Delhi has not provided official data about these deportations, but top sources in the Bangladesh government had earlier told the BBC that in May alone, more than 1,200 people were “illegally pushed in”. The same month, the government-run All India Radio reported that about 700 people had been sent back from Delhi.

Crackdowns on alleged Bangladeshi immigrants are not new in India. The two countries share close cultural ties and a porous 4,096km (2,545-mile) border spanning five states. West Bengal, like others along the frontier, has long seen waves of migration as people sought work or fled religious persecution.

But rights activists say the recent deportations target Muslims who speak Bengali – the language spoken in both West Bengal and Bangladesh – and the exercise is being conducted without due process.

Rubaiyat Biswas/BBC Sonali Khatun looks at her son who is walking beside her.Rubaiyat Biswas/BBC

Ms Khatun and her son spent more than 100 days in a jail in Bangladesh

Ms Khatun and her family, along with three neighbours – all Bengali-speaking Muslims – were deported after Delhi’s Foreign Regional Registration Office said they lacked documents proving their legal entry or stay in India. Her seven-year-old daughter was left behind, as she was staying with relatives when the family was detained.

Under protocol, authorities must verify a suspected illegal migrant’s claim with the home state. West Bengal Migrant Workers Welfare Board chairman Samirul Islam told the BBC this was not done in Ms Khatun’s case.

The BBC has written to Delhi’s home department that monitors deportations.

In December, India’s Supreme Court asked the federal government to allow Ms Khatun and her son to return on “humanitarian grounds” while her citizenship was investigated. She has since been living with her parents in West Bengal. Her husband, released on bail, remains in Bangladesh with a relative.

Ms Khatun, says she has mixed feelings about being allowed back in India.

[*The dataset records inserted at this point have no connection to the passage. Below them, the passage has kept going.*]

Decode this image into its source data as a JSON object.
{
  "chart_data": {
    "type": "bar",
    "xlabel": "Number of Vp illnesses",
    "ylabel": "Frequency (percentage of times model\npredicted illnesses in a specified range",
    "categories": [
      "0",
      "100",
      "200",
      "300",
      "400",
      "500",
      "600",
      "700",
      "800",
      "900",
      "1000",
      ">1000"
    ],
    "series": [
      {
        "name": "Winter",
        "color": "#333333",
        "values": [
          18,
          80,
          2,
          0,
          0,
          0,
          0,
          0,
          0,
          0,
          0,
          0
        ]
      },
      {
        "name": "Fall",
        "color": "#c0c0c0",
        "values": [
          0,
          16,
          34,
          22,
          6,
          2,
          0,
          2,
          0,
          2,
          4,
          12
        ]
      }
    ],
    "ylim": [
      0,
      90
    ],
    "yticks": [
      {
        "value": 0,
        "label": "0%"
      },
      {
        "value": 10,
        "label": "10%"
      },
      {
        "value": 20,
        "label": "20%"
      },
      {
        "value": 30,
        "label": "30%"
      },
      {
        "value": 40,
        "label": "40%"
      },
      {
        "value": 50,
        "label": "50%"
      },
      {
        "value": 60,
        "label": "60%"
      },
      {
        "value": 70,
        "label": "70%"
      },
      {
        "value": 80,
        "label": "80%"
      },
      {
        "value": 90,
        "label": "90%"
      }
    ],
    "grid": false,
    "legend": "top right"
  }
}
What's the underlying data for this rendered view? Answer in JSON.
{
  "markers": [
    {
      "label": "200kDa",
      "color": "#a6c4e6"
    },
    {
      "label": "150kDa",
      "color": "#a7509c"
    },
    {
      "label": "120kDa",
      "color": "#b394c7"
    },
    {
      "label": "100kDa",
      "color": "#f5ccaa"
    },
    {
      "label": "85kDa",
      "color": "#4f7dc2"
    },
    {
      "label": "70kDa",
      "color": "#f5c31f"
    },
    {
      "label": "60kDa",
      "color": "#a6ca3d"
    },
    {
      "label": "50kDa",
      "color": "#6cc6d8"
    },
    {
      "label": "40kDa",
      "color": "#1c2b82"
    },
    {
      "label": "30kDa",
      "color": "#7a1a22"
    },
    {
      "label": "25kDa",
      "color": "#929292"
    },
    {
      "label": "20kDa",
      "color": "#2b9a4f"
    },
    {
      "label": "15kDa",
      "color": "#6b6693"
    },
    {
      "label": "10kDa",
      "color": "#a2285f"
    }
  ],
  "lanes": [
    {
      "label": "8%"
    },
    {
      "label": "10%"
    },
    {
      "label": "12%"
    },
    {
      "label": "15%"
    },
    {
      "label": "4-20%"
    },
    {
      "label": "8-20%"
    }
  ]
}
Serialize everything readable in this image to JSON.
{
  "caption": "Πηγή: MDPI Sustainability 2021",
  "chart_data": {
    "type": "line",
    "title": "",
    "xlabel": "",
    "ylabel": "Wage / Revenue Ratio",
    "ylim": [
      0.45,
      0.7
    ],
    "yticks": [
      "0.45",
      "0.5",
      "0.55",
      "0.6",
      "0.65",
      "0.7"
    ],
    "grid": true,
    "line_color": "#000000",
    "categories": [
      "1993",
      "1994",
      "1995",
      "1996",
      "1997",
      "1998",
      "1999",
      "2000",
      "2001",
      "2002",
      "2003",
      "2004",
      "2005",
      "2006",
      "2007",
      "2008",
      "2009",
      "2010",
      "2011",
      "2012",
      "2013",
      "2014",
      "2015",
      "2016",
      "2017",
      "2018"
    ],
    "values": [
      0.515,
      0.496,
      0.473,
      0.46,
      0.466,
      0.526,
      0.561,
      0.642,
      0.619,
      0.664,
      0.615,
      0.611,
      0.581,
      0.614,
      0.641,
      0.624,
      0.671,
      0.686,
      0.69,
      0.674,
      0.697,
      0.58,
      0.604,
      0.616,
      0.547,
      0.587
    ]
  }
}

She is relieved that her baby, due in January, will be an Indian citizen by birthright, but is anxious about her husband, whom she has not seen for more than three months since they were held in separate prison cells in Bangladesh.

On video calls, she says, he breaks down often, saying that he wants to come home.

“We are not from Bangladesh, we are Indian. Why did they do this to us?” Ms Khatun asks.

Rubaiyat Biswas/BBC Sunali is looking at her husband, Danish, as she speaks to him on a video call.Rubaiyat Biswas/BBC

Sunali’s husband Danish remains in Bangladesh and speaks to her via video calls

She alleges that about a week after being detained by the Delhi police, her family and their neighbours were flown to the India-Bangladesh border and “pushed” across by paramilitary personnel from the Border Security Force (BSF).

“They left us in a dense forest [in Bangladesh] with lots of rivers and streams,” she alleges and adds that when they tried to enter India by a route shown to them by locals, BSF guards beat up some in the group, including her husband, and then led them back into the forest they had initially been brought to.

The BBC has sent questions to the BSF seeking a response to Ms Khatun’s allegations.

With help from locals, the group travelled to Dhaka, where they wandered for days with little food or water before being arrested and jailed. She says the prison food was inadequate for a pregnant woman and that her cell had no toilet.

“I was scared because it was just my son and me. All we did was cry,” she says.

The BBC has written to Bangladesh’s home and prisons departments for a response to Sunali’s allegations.

Back in India, her family was making desperate trips to courts to prove her citizenship so that she could be brought back. Her case is being heard by the Supreme Court.

“My family has been torn apart,” Ms Khatun says, as she sits in her parent’s one-room shanty in West Bengal. With two young children and another one on the way, she says she doesn’t know how she’s going to feed all of them.

But she is sure about one thing.

“We may not make enough money to eat three square meals if we live here, but I will never go back to Delhi,” she says.